Vijay watched 20 kindergarten-aged children learning from the floor of a small shack, which he later found out was the teacher’s home. What he didn’t expect was for the children to be so joyful.
“They were jumping up and down with excitement. It was so amazing,” he said. “I was very impressed by the way the teacher was interacting with the kids. I thought maybe it was staged for me.”
So they walked to another slum. Same scene.
Pratham USA was founded to provide education to children in Mumbai slums and is now one of the largest and most successful non-governmental education organizations in India. The volunteer-driven non-profit’s 13 chapters raise awareness and financial resources toward Pratham USA’s operations in 21 of India’s 29 states. For more information, please visit prathamusa.org.
Vijay knew he wanted to help India’s educators scale up their curriculum and capabilities. But he couldn’t do it alone.
Once he returned to Houston, Vijay pitched his idea to friends and pledged to match all donations up to $150,000. The following year, he upped the ante to $250,000. “And that was the beginning of Pratham USA.”
Today the organization boasts 13 chapters and has impacted approximately 75 million children. The original goal was to teach basic reading and writing skills to youth aged 3 to 7; over the years, remedial education at an accelerated pace and initiatives designed specifically to help Indian girls get a high school education were added, too.
“Those programs for young women who’ve been abandoned by spouses or fathers help them eventually own little businesses in their villages, like beauty shops,” explained advisory board member Shital Patel. “I believe that education is the only way to turn a developing country into a developed country. And unlike the U.S., there’s no free access. You have to pay. Where does that leave poor families when they’re barely making it?”
Last year, Bayou City patrons who share her zeal for the mission raised more than $4 million during Pratham USA’s annual gala at Hilton Americas-Houston.
Patel describes the well-attended event as entertaining, motivating, informative and also glamorous. “It’s black-tie optional, but most of the women dress up in their Indian finest,” she said.
She and fellow leadership had looked forward to celebrating Pratham USA’s 25th anniversary in April. Then when COVID-19 hit, they pushed the soiree to September and hoped for the best.
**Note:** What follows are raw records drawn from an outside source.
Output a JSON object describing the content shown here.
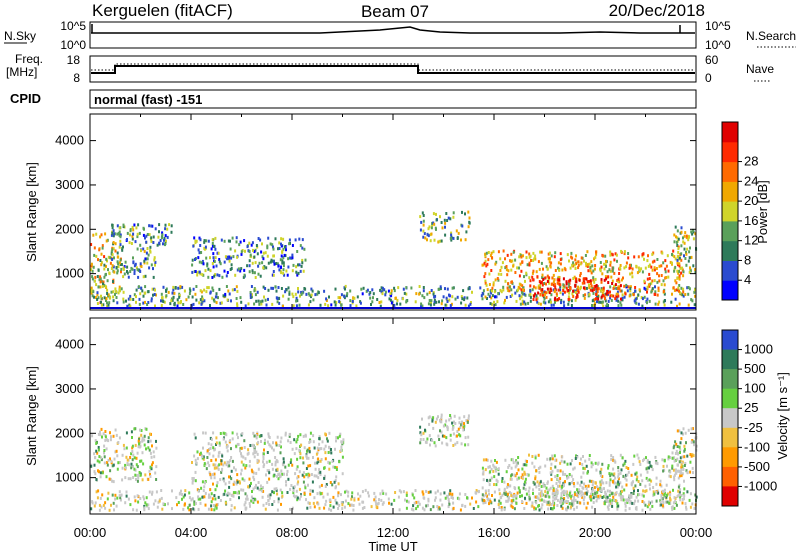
{
  "header": {
    "station": "Kerguelen (fitACF)",
    "beam": "Beam 07",
    "date": "20/Dec/2018"
  },
  "nsky": {
    "label": "N.Sky",
    "ticks": [
      "10^5",
      "10^0"
    ],
    "right_ticks": [
      "10^5",
      "10^0"
    ],
    "right_label": "N.Search"
  },
  "freq": {
    "label_line1": "Freq.",
    "label_line2": "[MHz]",
    "ticks": [
      "18",
      "8"
    ],
    "right_ticks": [
      "60",
      "0"
    ],
    "right_label": "Nave"
  },
  "cpid": {
    "label": "CPID",
    "text": "normal (fast) -151"
  },
  "time_axis": {
    "ticks": [
      "00:00",
      "04:00",
      "08:00",
      "12:00",
      "16:00",
      "20:00",
      "00:00"
    ],
    "label": "Time UT"
  },
  "chart_data": [
    {
      "type": "heatmap",
      "panel": "power",
      "ylabel": "Slant Range [km]",
      "yticks": [
        "1000",
        "2000",
        "3000",
        "4000"
      ],
      "ylim": [
        180,
        4600
      ],
      "xlim_hours": [
        0,
        24
      ],
      "colorbar": {
        "label": "Power [dB]",
        "ticks": [
          "4",
          "8",
          "12",
          "16",
          "20",
          "24",
          "28"
        ],
        "colors": [
          "#0000ff",
          "#2a4bd0",
          "#2e7a5a",
          "#5aa05a",
          "#cfd42a",
          "#f0a800",
          "#ff6a00",
          "#ff2a00",
          "#e00000"
        ]
      },
      "regions": [
        {
          "t": [
            0.0,
            1.2
          ],
          "r": [
            300,
            1900
          ],
          "level": 0.55
        },
        {
          "t": [
            0.8,
            2.6
          ],
          "r": [
            900,
            2100
          ],
          "level": 0.35
        },
        {
          "t": [
            2.6,
            3.2
          ],
          "r": [
            1600,
            2100
          ],
          "level": 0.3
        },
        {
          "t": [
            4.0,
            8.5
          ],
          "r": [
            900,
            1800
          ],
          "level": 0.3
        },
        {
          "t": [
            0.0,
            24.0
          ],
          "r": [
            250,
            700
          ],
          "level": 0.35
        },
        {
          "t": [
            13.0,
            15.0
          ],
          "r": [
            1700,
            2400
          ],
          "level": 0.4
        },
        {
          "t": [
            15.5,
            23.5
          ],
          "r": [
            500,
            1500
          ],
          "level": 0.6
        },
        {
          "t": [
            17.5,
            21.0
          ],
          "r": [
            400,
            900
          ],
          "level": 0.9
        },
        {
          "t": [
            23.0,
            24.0
          ],
          "r": [
            1000,
            2100
          ],
          "level": 0.45
        }
      ]
    },
    {
      "type": "heatmap",
      "panel": "velocity",
      "ylabel": "Slant Range [km]",
      "yticks": [
        "1000",
        "2000",
        "3000",
        "4000"
      ],
      "ylim": [
        180,
        4600
      ],
      "xlim_hours": [
        0,
        24
      ],
      "colorbar": {
        "label": "Velocity [m s⁻¹]",
        "ticks": [
          "1000",
          "500",
          "100",
          "25",
          "-25",
          "-100",
          "-500",
          "-1000"
        ],
        "colors": [
          "#2a4bd0",
          "#2e7a5a",
          "#5aa05a",
          "#66d040",
          "#c8c8c8",
          "#f0c040",
          "#ff9a00",
          "#ff6000",
          "#e00000"
        ]
      },
      "regions": [
        {
          "t": [
            0.0,
            2.6
          ],
          "r": [
            900,
            2100
          ],
          "level": 0.5
        },
        {
          "t": [
            4.0,
            10.0
          ],
          "r": [
            700,
            2000
          ],
          "level": 0.45
        },
        {
          "t": [
            0.0,
            24.0
          ],
          "r": [
            250,
            700
          ],
          "level": 0.3
        },
        {
          "t": [
            13.0,
            15.0
          ],
          "r": [
            1700,
            2400
          ],
          "level": 0.45
        },
        {
          "t": [
            15.5,
            23.5
          ],
          "r": [
            400,
            1500
          ],
          "level": 0.5
        },
        {
          "t": [
            17.5,
            21.0
          ],
          "r": [
            400,
            900
          ],
          "level": 0.3
        },
        {
          "t": [
            23.0,
            24.0
          ],
          "r": [
            1000,
            2100
          ],
          "level": 0.6
        }
      ]
    }
  ]
}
Ultimately, the pandemic changed their plans.
“I was on the gala planning committee, all 13 chapters came up with the idea of this virtual gala,” Patel said. “We pulled it off in roughly six weeks.”
On July 18, some 1,100 supporters tuned in online for the organization’s first-ever national gala, “Pratham Beyond: Making Learning Limitless.” The evening — which featured CNN host and Washington Post columnist Fareed Zakaria, actor/producer Anil Kapoor, and singer-songwriter Shantanu “Shaan” Mukherjee — raised $2 million toward providing remote learning tools for 600,000 of India’s most vulnerable students.
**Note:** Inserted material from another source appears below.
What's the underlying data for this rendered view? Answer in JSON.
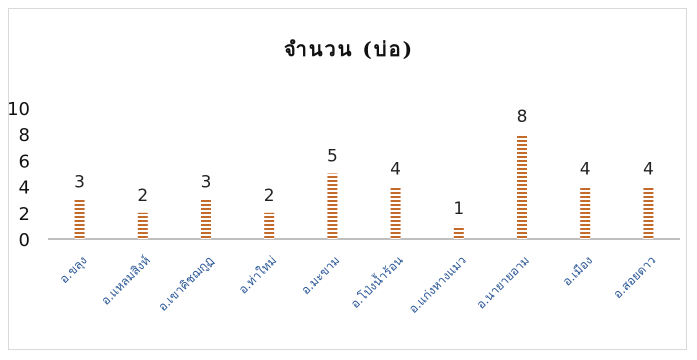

Dhiren Shethia, President of Pratham USA’s local chapter, is proud to report that Houston was the biggest contributor to the success of this year’s fundraiser. Like Patel, the Goradias drew him to the cause.
“My wife and I were initially just attending the events. I’m from India, and we’d visit Pratham’s facilities,” he said. “We really bought into the organization and what it stands for.”
Overall, he’s pleased with how the virtual festivities turned out. More than 350 Houstonians logged on, and all 15 auction volunteers are based in town. Some guests were treated to four-course meals from Verandah by their hosts.
“I thought it was wonderful,” Shethia said. “They did a great job of laying out the challenges of children in India, especially in light of COVID-19.”